シェーンハイマーは、アイソトープ(同位体)によるマーキング方法を編み出しました。分かりやすく言えば、分子の一つひとつに赤いマーカーで色をつけ、色付きの分子で構成される食べ物を実験動物のネズミに食べさせ、どこに行くかを調べたのです。

シェーンハイマーは最初、当時の科学の常識通り、食べ物は燃やされてエネルギーを生み、燃えかすは二酸化炭素や汗や糞、尿になって体外に排泄されると考えていました。しかし、実験結果は、その予想を鮮やかに裏切ります。赤い分子は、例えば尻尾の先、あるいは目、ヒゲ、耳、心臓、骨、肝臓というふうに瞬く間に全身に散らばり、それぞれの場所に溶け込んでしまったのです。

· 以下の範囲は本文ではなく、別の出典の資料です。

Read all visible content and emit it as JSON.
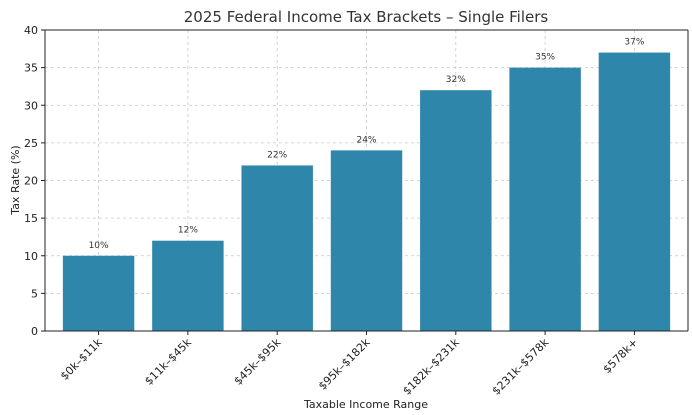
{
  "chart_data": {
    "type": "bar",
    "title": "2025 Federal Income Tax Brackets – Single Filers",
    "xlabel": "Taxable Income Range",
    "ylabel": "Tax Rate (%)",
    "categories": [
      "$0k–$11k",
      "$11k–$45k",
      "$45k–$95k",
      "$95k–$182k",
      "$182k–$231k",
      "$231k–$578k",
      "$578k+"
    ],
    "values": [
      10,
      12,
      22,
      24,
      32,
      35,
      37
    ],
    "data_labels": [
      "10%",
      "12%",
      "22%",
      "24%",
      "32%",
      "35%",
      "37%"
    ],
    "ylim": [
      0,
      40
    ],
    "yticks": [
      0,
      5,
      10,
      15,
      20,
      25,
      30,
      35,
      40
    ],
    "grid": true,
    "bar_color": "#2e86ab"
  }
}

シェーンハイマーは、ネズミの体重の推移も精密に測っていました。このネズミは大人でもう成長しませんが、食べ物を食べ、汗や呼吸、排泄はもちろんします。そして結果は、体重はほとんど1グラムも増えなかったのです。これは、もともとその場所にあった分子が瞬く間に壊されて、それが赤い分子の代わりに外に抜け出たということです。

福岡伸一 分子生物学者/青山学院大学教授
次に彼は、マーカーしていないエサをネズミに食べさせました。すると、このエサの分子はネズミの体に入り、今度はマーカーされた分子が分解されて体外へ抜け出ていきました。

このように「食べる」とは、まさに体の中で分子が絶え間なく分解と構成を繰り返す行為です。そして、分子の構成と分解の流れがとりも直さず「生きている」ということで、この流れを止めないために、私たちは毎日食べ物を食べ続けなければいけないのです。

私たちの体は「機械」というより、流れの中にある————彼は、これを「動的平衡」と名づけました。ジグソーパズルを想像してみてください。ピース一つひとつは細胞、あるいは細胞の分子です。あるピースが捨てられても、周りにあるピースが真ん中の形を覚えていて、そこに新しい食べ物の分子が入っていきます。次の瞬間、また違うピースが壊され、入り、壊され、入り……と同時多発的に交換されている。これが「動的平衡状態」です。

ピースは代わりますが、パズルの絵柄全体は変わらない。それが私たちの体です。体を構成している分子は私たちの所有物ではなく、実は「環境」のものです。つまり、分子のレベルで私たち生物は地球上のあらゆる生物、無生物とつながっているわけです。